The Motivation for Mood-Log

One morning I woke up early and could not get back to sleep. My body was tense, and I didn't know why. I asked myself how I was feeling, and was surprised to find I didn't have an answer to that question. I honestly didn't know what emotions I was experiencing in that moment. It occurred to me that this has happened many times before; I had a pattern of not being aware of my own emotions. I decided that I wanted to change this about me.

I looked around for books and apps to help me understand my emotional states.  I thought it might be helpful if I could just gather a list of emotion names, and I created a simple web page that let me check off any that applied to me in that moment. That worked for a while, being able to put a word onto how I was feeling, but it was still missing something. I really wanted to pick from a list of faces. Unfortunately, most of what I could find were very cartoony faces (like the face emojis) or photographs, and they usually only covered a small subset of emotions. In the hopes of creating something better, I decided to embark on an effort to draw the faces myself.

I looked through books on illustrating and cartooning to find a way to depict a face in a simple, but expressive form. The best reference for me was Drawing People by Joumana Medlej because it had pages showing heads depicting many different emotions, indicating which parts of the expression were most important in defining the emotion. The artist even made an awesome poster with all the faces linked together to show the relationships between the emotions, which I found extremely helpful. I learned from those faces and slowly created my own faces, one unique face for every emotion in Mood-Log.
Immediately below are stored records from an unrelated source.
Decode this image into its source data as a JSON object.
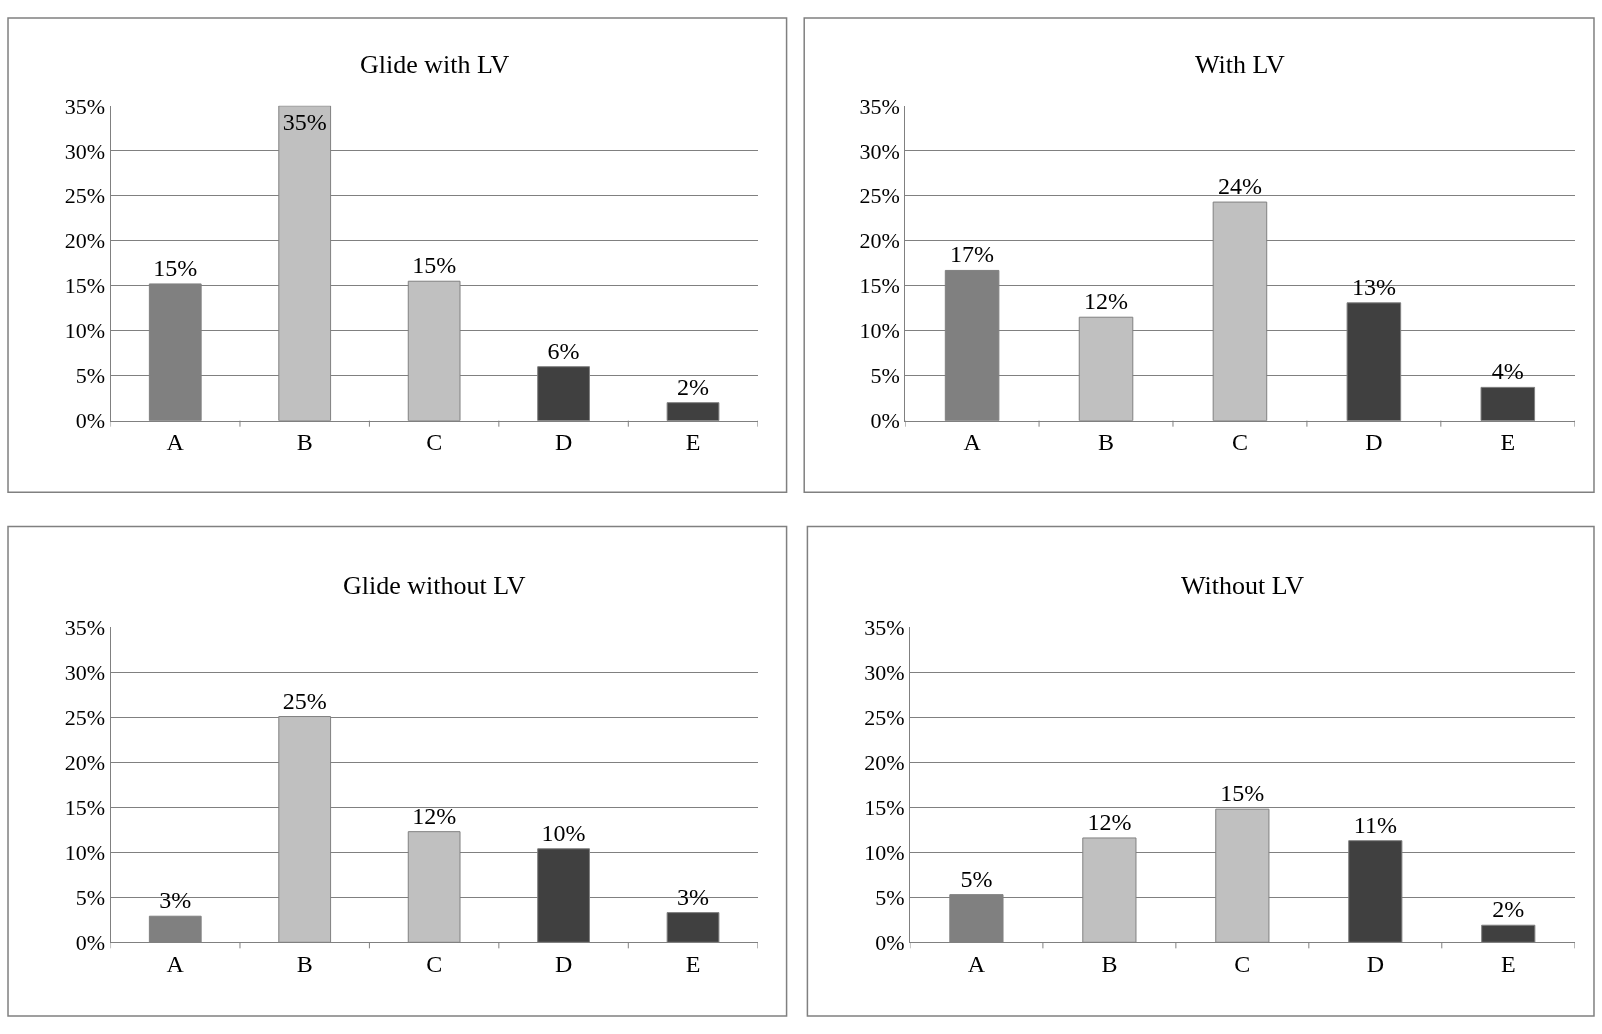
{
  "chart_data": [
    {
      "type": "bar",
      "title": "Glide with LV",
      "categories": [
        "A",
        "B",
        "C",
        "D",
        "E"
      ],
      "values": [
        15.2,
        35,
        15.5,
        6.0,
        2.0
      ],
      "colors": [
        "#808080",
        "#c0c0c0",
        "#c0c0c0",
        "#404040",
        "#404040"
      ],
      "value_labels": [
        "15%",
        "35%",
        "15%",
        "6%",
        "2%"
      ],
      "ylim": [
        0,
        35
      ],
      "yticks": [
        {
          "value": 0,
          "label": "0%"
        },
        {
          "value": 5,
          "label": "5%"
        },
        {
          "value": 10,
          "label": "10%"
        },
        {
          "value": 15,
          "label": "15%"
        },
        {
          "value": 20,
          "label": "20%"
        },
        {
          "value": 25,
          "label": "25%"
        },
        {
          "value": 30,
          "label": "30%"
        },
        {
          "value": 35,
          "label": "35%"
        }
      ],
      "grid": "y"
    },
    {
      "type": "bar",
      "title": "With LV",
      "categories": [
        "A",
        "B",
        "C",
        "D",
        "E"
      ],
      "values": [
        16.7,
        11.5,
        24.3,
        13.1,
        3.7
      ],
      "colors": [
        "#808080",
        "#c0c0c0",
        "#c0c0c0",
        "#404040",
        "#404040"
      ],
      "value_labels": [
        "17%",
        "12%",
        "24%",
        "13%",
        "4%"
      ],
      "ylim": [
        0,
        35
      ],
      "yticks": [
        {
          "value": 0,
          "label": "0%"
        },
        {
          "value": 5,
          "label": "5%"
        },
        {
          "value": 10,
          "label": "10%"
        },
        {
          "value": 15,
          "label": "15%"
        },
        {
          "value": 20,
          "label": "20%"
        },
        {
          "value": 25,
          "label": "25%"
        },
        {
          "value": 30,
          "label": "30%"
        },
        {
          "value": 35,
          "label": "35%"
        }
      ],
      "grid": "y"
    },
    {
      "type": "bar",
      "title": "Glide without LV",
      "categories": [
        "A",
        "B",
        "C",
        "D",
        "E"
      ],
      "values": [
        2.9,
        25.1,
        12.3,
        10.4,
        3.3
      ],
      "colors": [
        "#808080",
        "#c0c0c0",
        "#c0c0c0",
        "#404040",
        "#404040"
      ],
      "value_labels": [
        "3%",
        "25%",
        "12%",
        "10%",
        "3%"
      ],
      "ylim": [
        0,
        35
      ],
      "yticks": [
        {
          "value": 0,
          "label": "0%"
        },
        {
          "value": 5,
          "label": "5%"
        },
        {
          "value": 10,
          "label": "10%"
        },
        {
          "value": 15,
          "label": "15%"
        },
        {
          "value": 20,
          "label": "20%"
        },
        {
          "value": 25,
          "label": "25%"
        },
        {
          "value": 30,
          "label": "30%"
        },
        {
          "value": 35,
          "label": "35%"
        }
      ],
      "grid": "y"
    },
    {
      "type": "bar",
      "title": "Without LV",
      "categories": [
        "A",
        "B",
        "C",
        "D",
        "E"
      ],
      "values": [
        5.3,
        11.6,
        14.8,
        11.3,
        1.9
      ],
      "colors": [
        "#808080",
        "#c0c0c0",
        "#c0c0c0",
        "#404040",
        "#404040"
      ],
      "value_labels": [
        "5%",
        "12%",
        "15%",
        "11%",
        "2%"
      ],
      "ylim": [
        0,
        35
      ],
      "yticks": [
        {
          "value": 0,
          "label": "0%"
        },
        {
          "value": 5,
          "label": "5%"
        },
        {
          "value": 10,
          "label": "10%"
        },
        {
          "value": 15,
          "label": "15%"
        },
        {
          "value": 20,
          "label": "20%"
        },
        {
          "value": 25,
          "label": "25%"
        },
        {
          "value": 30,
          "label": "30%"
        },
        {
          "value": 35,
          "label": "35%"
        }
      ],
      "grid": "y"
    }
  ]
}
I drew the faces slowly over a period of months while I was doing the engineering work on the Mood-Log app. It became an art project and engineering project at the same time. I found that drawing the faces and testing the app as I was developing it helped me become more aware of my own emotions, and better able to recognize emotions in others, so it also turned into a self-improvement exercise. I learned that it's possible to be feeling many things at the same time, even seemingly contradictory emotions. I learned that there are no "good" or "bad" emotions. And as I learned, I used this knowledge to improve Mood-Log.

I wanted Mood-Log to be neutral, in that it doesn't try to make you feel one way or another. There are many apps already available to help you with that. And I didn't want Mood-Log to try to guess your mood. The point of Mood-Log is to help you understand your emotions for yourself. It gives you enough structure to get you started, but the rest is up to you.

I sincerely hope it can help you in the ways it helped me.